As to the why of this—that’s an entirely different piece of writing.

So, operating on this crazy premise, Big Media puts out crap, banal, anti-intellectual hip-hop (arguably the most popular youth culture today) and people of all nationalities can imbibe on black ignorance, en masse. What’s worse, the audience (us)—not caring what is being said, as long as the beat is hot—buys song after song, ringtone after ringtone, of pure drivel. And we like it. We like it like a thirsty man in the desert welcomes a glass of water, even though there is dirt in it—the dirty water is all that is available. But what sucks is that there is a clear-watered oasis not more than thirty feet from the thirsty man, but it is obscured by blowing sands and mirages. And it is due to the blowing sands and mirages of so much corporate bullshit, the once powerful art form/cultural expression of hip-hop has as much longevity as an Ikea kitchen table. However, this is not to say that there aren’t pockets of hope, progress, and meaning.

Independent American labels like Rhymesayers Entertainment and Def Jux are engaging us in ways not experienced since the heydays of Public Enemy, NWA, BDP, De La, Tribe, and Rakim. Not just in the arena of “this beat is so ill,” but in the “what did he just say?” and “that was philosophically profound” arenas as well.

Jean Grae has made anguish and despair an aggressively beautiful art form.

Over in the UK, you have Roots Manuva who presents the ethos of a UK black making UK rap in such a unpretentious way—run, not walk, and buy his album Awfully Deep.

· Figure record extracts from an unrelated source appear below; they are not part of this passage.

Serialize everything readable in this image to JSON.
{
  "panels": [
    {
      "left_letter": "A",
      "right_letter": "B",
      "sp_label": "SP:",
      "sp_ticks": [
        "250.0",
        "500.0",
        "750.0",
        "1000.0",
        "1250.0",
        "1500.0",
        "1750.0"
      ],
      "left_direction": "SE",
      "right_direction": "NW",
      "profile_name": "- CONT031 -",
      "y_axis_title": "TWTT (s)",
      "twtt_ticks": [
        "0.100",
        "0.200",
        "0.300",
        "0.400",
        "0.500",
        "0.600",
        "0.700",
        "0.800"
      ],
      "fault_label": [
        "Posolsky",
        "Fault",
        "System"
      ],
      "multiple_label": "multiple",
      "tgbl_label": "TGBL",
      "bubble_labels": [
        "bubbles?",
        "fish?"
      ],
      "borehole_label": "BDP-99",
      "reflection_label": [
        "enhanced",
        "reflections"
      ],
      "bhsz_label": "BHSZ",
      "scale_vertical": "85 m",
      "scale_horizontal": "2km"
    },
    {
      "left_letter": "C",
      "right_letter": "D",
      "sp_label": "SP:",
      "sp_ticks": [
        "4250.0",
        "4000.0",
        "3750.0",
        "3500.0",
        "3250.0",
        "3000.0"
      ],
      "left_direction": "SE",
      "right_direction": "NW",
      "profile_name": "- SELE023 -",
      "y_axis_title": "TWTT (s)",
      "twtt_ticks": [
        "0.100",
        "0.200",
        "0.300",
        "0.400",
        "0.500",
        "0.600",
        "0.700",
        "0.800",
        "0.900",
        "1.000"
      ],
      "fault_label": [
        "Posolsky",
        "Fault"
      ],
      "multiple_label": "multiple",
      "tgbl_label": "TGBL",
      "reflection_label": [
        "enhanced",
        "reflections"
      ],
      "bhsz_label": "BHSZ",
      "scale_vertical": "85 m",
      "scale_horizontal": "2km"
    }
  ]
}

In Paris, American expatriate Mike Ladd has done more for the aesthetics and potential of hip-hop than the entire Dipset crew.

Needless to say, these aren’t the only thing’s that recontextualize hip-hop in a better light, but the aforementioned don’t get nearly the exposure they deserve.

But what does all of this have to do with the hip-hop in its ontological capacity?

The culture and its artistic offshoots can act as a compass—showing the way to a better understanding of our world—allowing us to navigate treacherous psycho-social terrain. Whether it is through the ear, hand, eye, heart, mind, voice, or the imagination; this art/culture/cash cow of a culture that I love so dearly (even though I’m approaching thirty-six) can sit shoulder-to-shoulder with the heavy-hitters of philosophy, such as existentialism and epistemology. In fact, I’d argue that hip-hop, in its alchemical form, is the direction that modern philosophical thought and action should be traveling.

As with all meaning-making devices, hip-hop was built on a foundation and then took these constituent parts and created something entirely new. From poverty, racism, hopelessness, and violence, hip-hop was forged as a way to encompass (and transcend) all of the disparate and negative pieces that it is derived from. It became a way of becoming—self-actualization and realization to a drumbeat.

Our rhetorical debates happen in the cipher; our proclamations are displayed on trains and walls; we’ve done away with the false dualism of mind/body; turntables allow us to stay in constant contact with our ancestors, using their ancient wisdom to approach modern problems. Hip-hop is the new ontological beast on the philosophical block. And as the Fugees said on 1996s The Score: “Warn the town, the Beast is loose.”